The Economy Ministry is currently considering lowering the veto threshold to bids of 15 percent or more. But for all the worry about losing technological know-how to China, Schmidt cautions against protectionism: “Let’s not forget that Germany is a market economy and we profit from free trade,” he says. “So we welcome direct foreign investment from China; many German companies have been saved from bankruptcy because of it.”
Jürgen Pieper, CEO of the pharmaceutical tech company Romaco, agrees. He says the current discourse about Chinese investment is dominated by fear: “Many Germans still have a kind of view about China from 25 years ago.”
Pieper admits that Chinese investors used to close European companies as soon as they got their hands on the technical knowledge, but “you don’t see that anymore because China has matured to a very large extent,” he adds.
Romaco makes machines used by pharmaceutical companies to manufacture pills and pill packaging. With its headquarters in Karlsruhe, in southwest Germany, it has four factories in Europe. Yet it’s now a Chinese firm. The pharma company Truking bought 75 percent of Romaco in 2017 and will take over the remaining 25 percent in 2020.
Pieper is not at all worried that Truking would try to dismantle Romaco and take it to China.

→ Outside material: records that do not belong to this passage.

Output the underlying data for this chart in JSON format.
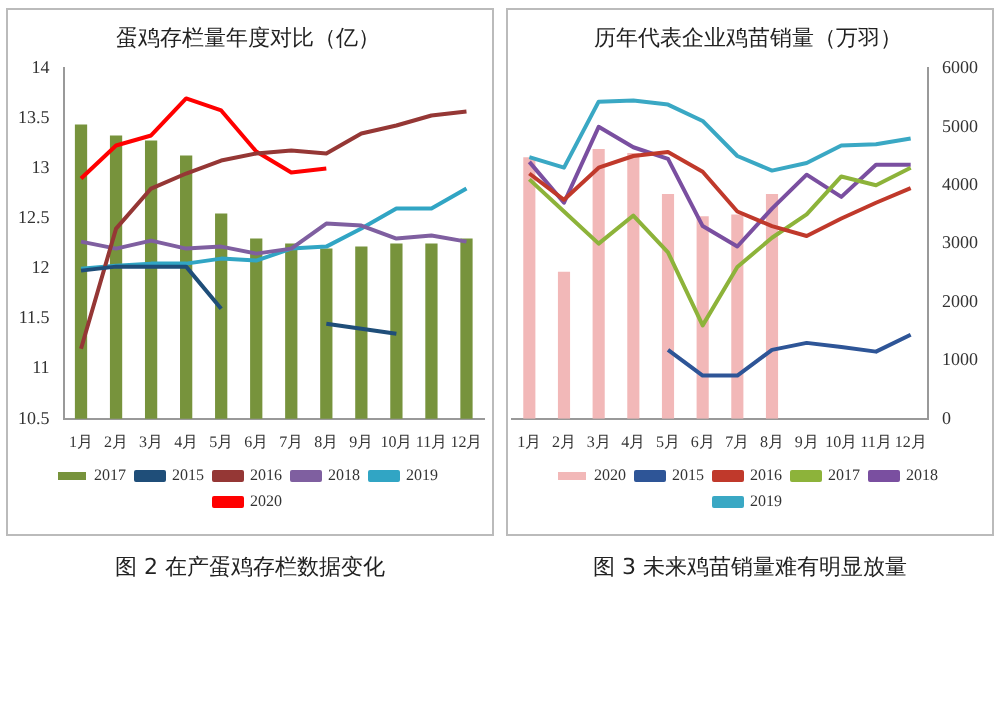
{
  "chart_data": [
    {
      "type": "bar",
      "title": "蛋鸡存栏量年度对比（亿）",
      "categories": [
        "1月",
        "2月",
        "3月",
        "4月",
        "5月",
        "6月",
        "7月",
        "8月",
        "9月",
        "10月",
        "11月",
        "12月"
      ],
      "series": [
        {
          "name": "2017",
          "color": "#77933c",
          "values": [
            13.44,
            13.33,
            13.28,
            13.13,
            12.55,
            12.3,
            12.25,
            12.2,
            12.22,
            12.25,
            12.25,
            12.3
          ]
        },
        {
          "name": "2015",
          "type": "line",
          "color": "#1f4e79",
          "values": [
            11.98,
            12.02,
            12.02,
            12.02,
            11.6,
            null,
            null,
            11.45,
            11.4,
            11.35,
            null,
            null
          ]
        },
        {
          "name": "2016",
          "type": "line",
          "color": "#953735",
          "values": [
            11.2,
            12.4,
            12.8,
            12.95,
            13.08,
            13.15,
            13.18,
            13.15,
            13.35,
            13.43,
            13.53,
            13.57
          ]
        },
        {
          "name": "2018",
          "type": "line",
          "color": "#7f5fa0",
          "values": [
            12.27,
            12.2,
            12.28,
            12.2,
            12.22,
            12.15,
            12.2,
            12.45,
            12.43,
            12.3,
            12.33,
            12.27
          ]
        },
        {
          "name": "2019",
          "type": "line",
          "color": "#31a5c4",
          "values": [
            12.0,
            12.03,
            12.05,
            12.05,
            12.1,
            12.08,
            12.2,
            12.22,
            12.4,
            12.6,
            12.6,
            12.8
          ]
        },
        {
          "name": "2020",
          "type": "line",
          "color": "#ff0000",
          "values": [
            12.9,
            13.23,
            13.33,
            13.7,
            13.58,
            13.17,
            12.96,
            13.0,
            null,
            null,
            null,
            null
          ]
        }
      ],
      "ylim": [
        10.5,
        14
      ],
      "yticks": [
        10.5,
        11,
        11.5,
        12,
        12.5,
        13,
        13.5,
        14
      ],
      "grid": false,
      "legend": "bottom",
      "annotations": [
        "图 2 在产蛋鸡存栏数据变化"
      ]
    },
    {
      "type": "bar",
      "title": "历年代表企业鸡苗销量（万羽）",
      "categories": [
        "1月",
        "2月",
        "3月",
        "4月",
        "5月",
        "6月",
        "7月",
        "8月",
        "9月",
        "10月",
        "11月",
        "12月"
      ],
      "series": [
        {
          "name": "2020",
          "axis": "y2",
          "color": "#f2b8b8",
          "values": [
            4480,
            2520,
            4620,
            4550,
            3850,
            3470,
            3500,
            3850,
            null,
            null,
            null,
            null
          ]
        },
        {
          "name": "2015",
          "type": "line",
          "axis": "y2",
          "color": "#2e5597",
          "values": [
            null,
            null,
            null,
            null,
            1180,
            740,
            740,
            1180,
            1300,
            1230,
            1150,
            1440
          ]
        },
        {
          "name": "2016",
          "type": "line",
          "axis": "y2",
          "color": "#c0392b",
          "values": [
            4200,
            3750,
            4300,
            4500,
            4570,
            4230,
            3550,
            3300,
            3130,
            3430,
            3700,
            3950
          ]
        },
        {
          "name": "2017",
          "type": "line",
          "axis": "y2",
          "color": "#8db33a",
          "values": [
            4100,
            3550,
            3000,
            3480,
            2850,
            1600,
            2600,
            3100,
            3500,
            4150,
            4000,
            4300
          ]
        },
        {
          "name": "2018",
          "type": "line",
          "axis": "y2",
          "color": "#7a4fa0",
          "values": [
            4400,
            3700,
            5000,
            4650,
            4450,
            3300,
            2950,
            3600,
            4180,
            3800,
            4350,
            4350
          ]
        },
        {
          "name": "2019",
          "type": "line",
          "axis": "y2",
          "color": "#3aa8c4",
          "values": [
            4480,
            4300,
            5430,
            5450,
            5380,
            5100,
            4500,
            4250,
            4380,
            4680,
            4700,
            4800
          ]
        }
      ],
      "y2lim": [
        0,
        6000
      ],
      "y2ticks": [
        0,
        1000,
        2000,
        3000,
        4000,
        5000,
        6000
      ],
      "grid": false,
      "legend": "bottom",
      "annotations": [
        "图 3 未来鸡苗销量难有明显放量"
      ]
    }
  ]
}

On the contrary, he says Romaco is growing. “We’re making use of existing Truking capabilities in terms of supply chain market access,” he says.
Jack Cheung, a partner at accounting firm KPMG who heads the audit division for Chinese investment in Germany, says German firms should stop worrying about what the Chinese might take away from them and focus on what they can learn from China.
Cheung says Germany may still lead in the mechanical engineering and automotive sectors, but “in other industries, German companies have already been outpaced by Chinese players, such as digitalization or the electrification of public transportation.” He stresses it is paramount that German politicians develop new, innovative strategies instead of focusing on protective measures.
During her most recent trip to China, Chancellor Angela Merkel spent a day at the Shenzhen tech hub, where she saw the fruits of the huge resources Beijing is pouring into artificial intelligence. On her return, Merkel signaled her concern about Germany being left behind, warning that “China aims to be the global leader in artificial intelligence by 2030. That’s a challenge for us and we need to think hard about how we’re going to keep up.”
Merkel, at least, has heard the message loud and clear. Whether German industry has remains to be seen.